The congregation’s response to those changes convinced Graves to take the job.

“They didn’t say, how do we get more people to come to church? How do we stop the church from shrinking? All that kind of desperation talk,” Graves said. “What they asked was, how do we engage more deeply with our community? And that’s a very different question.”

Key to engaging with community, Graves said, is technology. After becoming rector last fall, one of his first tasks was to improve the quality of the church service livestream, noting anyone under 40 would “interrogate” the church’s website and social media. He and the church have also focused on in-person community efforts like transforming part of the church narthex into a makeshift diaper bank for a local immigrant organization and collecting books to replace 100 library books, recently destroyed in a nearby book burning, about LGBTQ+, African American and Jewish communities. Graves has also launched a yearlong strategic planning initiative in which congregants are determining what their church’s future might look like. 
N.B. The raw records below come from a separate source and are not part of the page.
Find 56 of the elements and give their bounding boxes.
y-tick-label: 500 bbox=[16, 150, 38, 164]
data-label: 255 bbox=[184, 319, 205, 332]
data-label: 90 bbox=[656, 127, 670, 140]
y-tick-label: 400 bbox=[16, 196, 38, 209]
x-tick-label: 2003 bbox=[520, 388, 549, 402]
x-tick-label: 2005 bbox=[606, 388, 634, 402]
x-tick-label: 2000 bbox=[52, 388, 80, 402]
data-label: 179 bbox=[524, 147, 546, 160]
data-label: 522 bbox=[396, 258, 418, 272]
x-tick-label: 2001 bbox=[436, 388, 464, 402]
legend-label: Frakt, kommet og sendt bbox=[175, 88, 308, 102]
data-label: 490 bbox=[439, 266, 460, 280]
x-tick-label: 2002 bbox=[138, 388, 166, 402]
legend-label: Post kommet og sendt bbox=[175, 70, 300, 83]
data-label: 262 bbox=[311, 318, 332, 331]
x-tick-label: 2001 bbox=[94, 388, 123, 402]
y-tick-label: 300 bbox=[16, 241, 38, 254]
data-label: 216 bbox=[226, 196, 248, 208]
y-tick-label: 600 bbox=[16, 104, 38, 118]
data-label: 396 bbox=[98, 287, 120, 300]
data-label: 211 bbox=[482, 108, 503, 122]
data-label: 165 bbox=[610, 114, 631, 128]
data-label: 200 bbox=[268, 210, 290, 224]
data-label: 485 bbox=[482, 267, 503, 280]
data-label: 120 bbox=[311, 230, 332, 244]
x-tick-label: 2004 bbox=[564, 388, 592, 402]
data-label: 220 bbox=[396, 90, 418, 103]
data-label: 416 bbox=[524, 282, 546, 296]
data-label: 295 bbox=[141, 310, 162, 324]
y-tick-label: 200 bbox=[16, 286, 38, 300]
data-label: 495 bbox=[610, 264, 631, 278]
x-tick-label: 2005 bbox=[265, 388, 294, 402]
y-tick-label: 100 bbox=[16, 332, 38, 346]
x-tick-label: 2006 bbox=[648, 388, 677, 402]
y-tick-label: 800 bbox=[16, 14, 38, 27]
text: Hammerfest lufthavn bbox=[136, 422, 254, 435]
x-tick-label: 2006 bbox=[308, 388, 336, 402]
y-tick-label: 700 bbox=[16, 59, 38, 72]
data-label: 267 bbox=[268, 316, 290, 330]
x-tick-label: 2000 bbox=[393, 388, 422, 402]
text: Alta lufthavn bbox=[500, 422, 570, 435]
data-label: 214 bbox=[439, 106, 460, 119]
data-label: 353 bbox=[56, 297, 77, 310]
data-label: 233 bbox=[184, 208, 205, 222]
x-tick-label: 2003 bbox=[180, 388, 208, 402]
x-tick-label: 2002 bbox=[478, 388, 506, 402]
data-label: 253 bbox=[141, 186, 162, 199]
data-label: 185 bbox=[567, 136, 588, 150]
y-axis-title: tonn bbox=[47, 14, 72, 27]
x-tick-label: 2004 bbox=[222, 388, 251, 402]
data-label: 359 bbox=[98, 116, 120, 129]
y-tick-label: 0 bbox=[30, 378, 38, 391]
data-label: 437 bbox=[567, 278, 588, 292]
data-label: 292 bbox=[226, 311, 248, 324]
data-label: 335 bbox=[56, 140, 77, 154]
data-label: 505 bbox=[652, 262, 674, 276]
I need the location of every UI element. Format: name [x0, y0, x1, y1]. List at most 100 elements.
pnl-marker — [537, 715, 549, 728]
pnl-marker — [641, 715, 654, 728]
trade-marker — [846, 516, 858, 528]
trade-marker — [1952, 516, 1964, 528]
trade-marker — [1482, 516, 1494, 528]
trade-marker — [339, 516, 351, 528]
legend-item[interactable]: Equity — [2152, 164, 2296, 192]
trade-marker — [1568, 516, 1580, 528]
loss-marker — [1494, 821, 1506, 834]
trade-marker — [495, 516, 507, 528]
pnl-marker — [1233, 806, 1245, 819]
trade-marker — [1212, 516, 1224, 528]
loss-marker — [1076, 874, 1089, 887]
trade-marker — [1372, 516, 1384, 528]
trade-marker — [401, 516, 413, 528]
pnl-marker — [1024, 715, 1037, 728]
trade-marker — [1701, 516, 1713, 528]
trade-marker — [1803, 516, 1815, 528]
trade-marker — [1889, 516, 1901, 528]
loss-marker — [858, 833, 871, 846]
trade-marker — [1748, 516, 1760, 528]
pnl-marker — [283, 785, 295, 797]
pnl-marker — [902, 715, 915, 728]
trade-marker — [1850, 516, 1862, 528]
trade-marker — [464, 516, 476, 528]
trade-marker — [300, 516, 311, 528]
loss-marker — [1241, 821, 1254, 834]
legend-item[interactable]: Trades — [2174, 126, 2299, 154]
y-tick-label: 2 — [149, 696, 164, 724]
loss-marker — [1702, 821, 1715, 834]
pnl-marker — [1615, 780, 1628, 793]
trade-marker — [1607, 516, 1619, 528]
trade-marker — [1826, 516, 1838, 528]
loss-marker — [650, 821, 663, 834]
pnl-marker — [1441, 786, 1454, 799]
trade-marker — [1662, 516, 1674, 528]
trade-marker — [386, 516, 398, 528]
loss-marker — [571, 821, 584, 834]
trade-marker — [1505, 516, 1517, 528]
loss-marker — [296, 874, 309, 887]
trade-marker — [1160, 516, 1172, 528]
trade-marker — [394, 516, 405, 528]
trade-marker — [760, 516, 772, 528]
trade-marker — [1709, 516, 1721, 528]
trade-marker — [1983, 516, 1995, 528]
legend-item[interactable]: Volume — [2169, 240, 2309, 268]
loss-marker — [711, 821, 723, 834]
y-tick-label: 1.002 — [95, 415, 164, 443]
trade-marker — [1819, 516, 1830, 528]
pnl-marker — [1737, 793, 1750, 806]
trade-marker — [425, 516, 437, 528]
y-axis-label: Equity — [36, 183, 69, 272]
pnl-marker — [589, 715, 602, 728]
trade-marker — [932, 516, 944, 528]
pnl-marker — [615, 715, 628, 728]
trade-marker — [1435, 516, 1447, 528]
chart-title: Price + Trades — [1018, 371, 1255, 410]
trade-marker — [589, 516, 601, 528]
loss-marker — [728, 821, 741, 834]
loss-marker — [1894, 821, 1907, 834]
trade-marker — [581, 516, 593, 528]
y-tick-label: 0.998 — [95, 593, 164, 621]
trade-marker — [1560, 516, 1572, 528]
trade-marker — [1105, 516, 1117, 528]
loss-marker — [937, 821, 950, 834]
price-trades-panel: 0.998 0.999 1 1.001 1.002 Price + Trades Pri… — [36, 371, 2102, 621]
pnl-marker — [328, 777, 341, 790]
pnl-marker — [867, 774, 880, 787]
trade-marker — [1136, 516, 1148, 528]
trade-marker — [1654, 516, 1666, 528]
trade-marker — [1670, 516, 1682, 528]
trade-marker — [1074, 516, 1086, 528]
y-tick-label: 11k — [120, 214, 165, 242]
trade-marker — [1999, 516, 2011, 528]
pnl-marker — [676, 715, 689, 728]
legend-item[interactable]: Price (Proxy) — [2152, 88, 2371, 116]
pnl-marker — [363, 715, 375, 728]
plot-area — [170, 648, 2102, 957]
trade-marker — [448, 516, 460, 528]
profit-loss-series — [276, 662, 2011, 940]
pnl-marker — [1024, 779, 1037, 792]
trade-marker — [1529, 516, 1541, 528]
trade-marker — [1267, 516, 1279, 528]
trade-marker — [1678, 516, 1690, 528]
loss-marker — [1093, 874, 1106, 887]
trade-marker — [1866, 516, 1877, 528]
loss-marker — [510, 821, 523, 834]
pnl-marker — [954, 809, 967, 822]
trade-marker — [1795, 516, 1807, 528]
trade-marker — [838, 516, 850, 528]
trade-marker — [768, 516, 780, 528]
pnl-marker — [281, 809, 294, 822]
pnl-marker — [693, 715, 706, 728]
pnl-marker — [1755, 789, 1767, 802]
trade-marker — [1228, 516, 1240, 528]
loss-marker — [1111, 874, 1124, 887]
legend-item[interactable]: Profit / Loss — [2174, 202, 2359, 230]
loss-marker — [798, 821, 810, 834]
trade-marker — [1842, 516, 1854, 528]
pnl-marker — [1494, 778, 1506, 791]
Still, like many small parishes, Christ Episcopal Church has been dealing with financial constraints and staffing changes. Graves says in some ways, his church is a microcosm of the denomination, which is facing smaller budgets, restructuring staff and emphasizing local ministry. These changes don’t need to be discouraging, according to Graves. In fact, he sees Christ Episcopal Church as part of an energetic movement within the denomination led by young clergy eager for the church to adapt.

“We entered into a church that was already in free fall, and we don’t have the establishment idea of church,” Graves said. This younger, diverse cohort of priests didn’t inherit the expectation that people will automatically attend church or that the church will be given respect in a community by default. Instead, he said, these leaders are asking, “How do we actually engage with the needs of our community? How do we speak into these massive issues that our world is going through?”

One parish that Christ Episcopal Church is learning from is Jubilee Episcopal Church in Austin. Led by the Rev. Lizzie McManus-Dail, author of “God Didn’t Make Us to Hate Us,” the intergenerational, multicultural, “LGBTQIA celebratory” Episcopal congregation meets in a strip mall. Key to the “incense-swinging, stomp-your-feet singing” church plant’s success is its embrace of joy in worship and its ability to make ancient liturgies accessible without watering them down, McManus-Dail said. And her large media presence as “Rev. Lizzie” doesn’t hurt, either.

The Rev. Zack Nyein, senior associate rector at St. Bart’s, a historic church in Midtown Manhattan, is also giving input as Christ Episcopal Church considers next steps. He leads a Thursday evening worship community called Imagine Worship aimed at reaching “seekers and unchurched folks,” Nyein said. The service features a relaxed atmosphere and a blend of new and traditional music, and it often concludes with a shared meal. Its open doors and ambient lighting encourage passersby to stop in.

“Creating some of those soft spaces in person and online for folks to just come and see has been really crucial,” Nyein said. “I think in this moment, we can’t just put up the sign and say, ‘Come at 10 o’clock on Sunday’ and expect people to flock to us like they might have in times past.”

It’s models like these that make Graves hopeful about what’s to come — both for his parish and the denomination. He knows there’s no one-size-fits-all prototype for a thriving congregation, but as long as churches are willing to take risks informed by their relationships with the local community, he thinks there’s reason to believe the Episcopal Church will survive long past his own retirement.

“We’re not despondent about the future of the church,” Graves said. “We’re all leading the church toward a very different future.”